[Buddha-l] textual linearity vs fluidity in dialogue
L.S. Cousins
selwyn at ntlworld.com
Thu Dec 7 01:55:10 MST 2006
Joanna,
you wrote:
> so I take the liberty of reposting a comment from another list
>(that some of you are on as well) which not only answers my query
>indirectly, but also makes a sage point that seems applicable to the
>discussion about pudgalavada texts as well:
and quote Matthew Kapstein:
>"In a similar vein, I note that my article on the
>Chaandyoga-U., "Indra's search for the self" (reprinted in
>my book _Reason's Traces_) suggests -- though I did not
>state this as robustly as I now think I should have -- that
>the final redaction of that "early" Upani.sad was also
>post-Buddha. It seems to me that the 19th cent. model -- one
>text or tradition coming after another in a linear series --
>has to be definitively abandoned in favor of a more
>fluid conception in which texts and traditions evolved in
>dialogue with one another and arrived at their "finished"
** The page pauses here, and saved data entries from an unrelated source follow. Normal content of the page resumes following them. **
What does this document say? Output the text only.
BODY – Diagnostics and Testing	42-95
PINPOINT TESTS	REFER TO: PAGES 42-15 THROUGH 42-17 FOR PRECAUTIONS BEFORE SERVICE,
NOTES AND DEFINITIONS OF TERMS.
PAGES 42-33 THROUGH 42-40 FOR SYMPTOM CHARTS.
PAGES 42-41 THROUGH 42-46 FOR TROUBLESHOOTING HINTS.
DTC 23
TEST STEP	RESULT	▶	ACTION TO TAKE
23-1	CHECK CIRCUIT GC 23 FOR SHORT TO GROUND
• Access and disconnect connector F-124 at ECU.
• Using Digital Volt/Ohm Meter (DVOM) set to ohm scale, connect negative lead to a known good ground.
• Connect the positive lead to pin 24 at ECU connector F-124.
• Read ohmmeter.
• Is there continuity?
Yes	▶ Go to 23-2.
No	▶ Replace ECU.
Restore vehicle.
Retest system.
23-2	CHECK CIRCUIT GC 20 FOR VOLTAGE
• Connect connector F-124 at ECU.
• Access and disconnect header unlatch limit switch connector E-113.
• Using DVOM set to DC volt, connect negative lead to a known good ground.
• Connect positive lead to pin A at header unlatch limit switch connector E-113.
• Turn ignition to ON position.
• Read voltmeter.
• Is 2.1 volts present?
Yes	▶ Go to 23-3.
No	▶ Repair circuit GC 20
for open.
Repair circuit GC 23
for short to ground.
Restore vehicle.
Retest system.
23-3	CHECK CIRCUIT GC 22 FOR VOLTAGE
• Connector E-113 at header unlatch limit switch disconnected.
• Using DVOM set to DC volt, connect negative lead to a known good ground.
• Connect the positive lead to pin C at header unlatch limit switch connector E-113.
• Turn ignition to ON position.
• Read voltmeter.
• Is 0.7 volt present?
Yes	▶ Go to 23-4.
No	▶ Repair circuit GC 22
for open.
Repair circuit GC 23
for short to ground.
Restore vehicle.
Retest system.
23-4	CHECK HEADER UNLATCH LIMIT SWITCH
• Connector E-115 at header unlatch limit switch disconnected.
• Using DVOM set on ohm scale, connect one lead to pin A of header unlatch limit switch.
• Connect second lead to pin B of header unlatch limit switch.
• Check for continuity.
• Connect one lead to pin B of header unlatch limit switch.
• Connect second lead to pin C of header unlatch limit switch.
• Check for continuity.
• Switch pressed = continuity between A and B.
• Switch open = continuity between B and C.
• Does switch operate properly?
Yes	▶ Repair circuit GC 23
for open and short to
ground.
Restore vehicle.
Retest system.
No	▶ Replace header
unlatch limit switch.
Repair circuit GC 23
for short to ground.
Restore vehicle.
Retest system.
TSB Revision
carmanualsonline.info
>forms in processes spanning centuries. Certainly, works like
>the BAU and the ChU seem better understood in this way.
Well, I also think that much literature during the oral period (and
some after) may have operated like this, but I would be wary of
assuming that this is true in all cases.
Of course, in this particular case it does not take two to tango.
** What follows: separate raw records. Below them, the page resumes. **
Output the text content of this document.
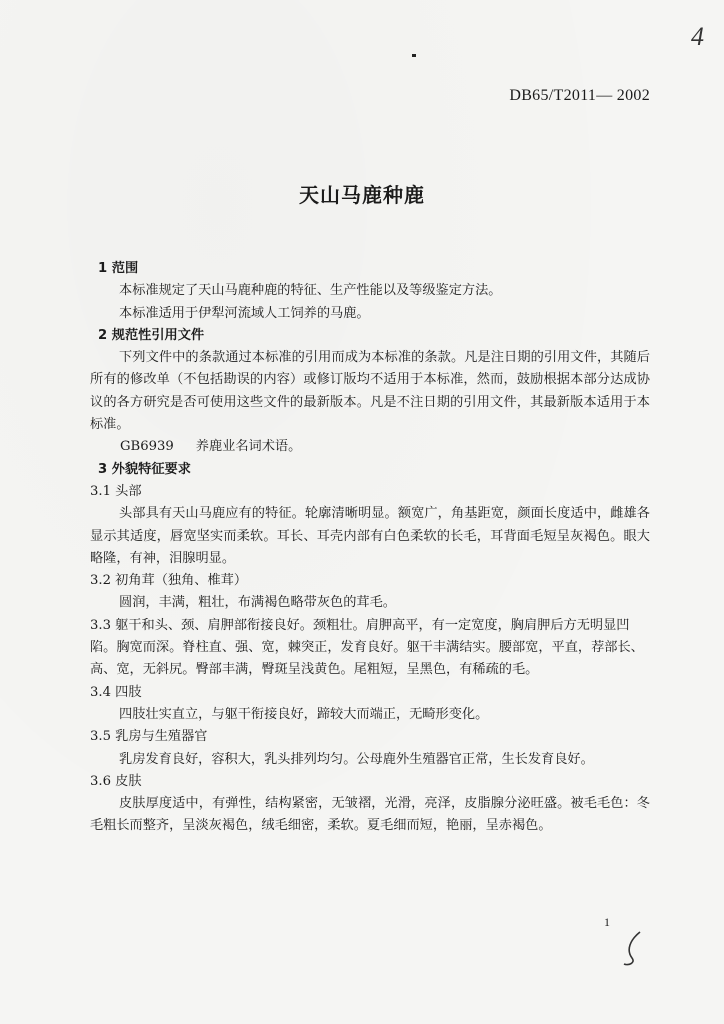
4
DB65/T2011— 2002
天山马鹿种鹿

1 范围

本标准规定了天山马鹿种鹿的特征、生产性能以及等级鉴定方法。

本标准适用于伊犁河流域人工饲养的马鹿。

2 规范性引用文件

下列文件中的条款通过本标准的引用而成为本标准的条款。凡是注日期的引用文件，其随后所有的修改单（不包括勘误的内容）或修订版均不适用于本标准，然而，鼓励根据本部分达成协议的各方研究是否可使用这些文件的最新版本。凡是不注日期的引用文件，其最新版本适用于本标准。

GB6939 养鹿业名词术语。

3 外貌特征要求

3.1 头部

头部具有天山马鹿应有的特征。轮廓清晰明显。额宽广，角基距宽，颜面长度适中，雌雄各显示其适度，唇宽坚实而柔软。耳长、耳壳内部有白色柔软的长毛，耳背面毛短呈灰褐色。眼大略隆，有神，泪腺明显。

3.2 初角茸（独角、椎茸）

圆润，丰满，粗壮，布满褐色略带灰色的茸毛。

3.3 躯干和头、颈、肩胛部衔接良好。颈粗壮。肩胛高平，有一定宽度，胸肩胛后方无明显凹陷。胸宽而深。脊柱直、强、宽，棘突正，发育良好。躯干丰满结实。腰部宽，平直，荐部长、高、宽，无斜尻。臀部丰满，臀斑呈浅黄色。尾粗短，呈黑色，有稀疏的毛。

3.4 四肢

四肢壮实直立，与躯干衔接良好，蹄较大而端正，无畸形变化。

3.5 乳房与生殖器官

乳房发育良好，容积大，乳头排列均匀。公母鹿外生殖器官正常，生长发育良好。

3.6 皮肤

皮肤厚度适中，有弹性，结构紧密，无皱褶，光滑，亮泽，皮脂腺分泌旺盛。被毛毛色：冬毛粗长而整齐，呈淡灰褐色，绒毛细密，柔软。夏毛细而短，艳丽，呈赤褐色。

1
Even if one believes that some of the discourses of the Majjhima had
a relatively fixed form because of their association with the
founder, if the early Upani.sads did not, then the alternatives I
presented will have to take a more nuanced form. We could only say
that Majjhima references are to particular passages in Upani.sads.
And this does not take into account that there may have been older
Upani.sads or proto-Upani.sads which have not survived.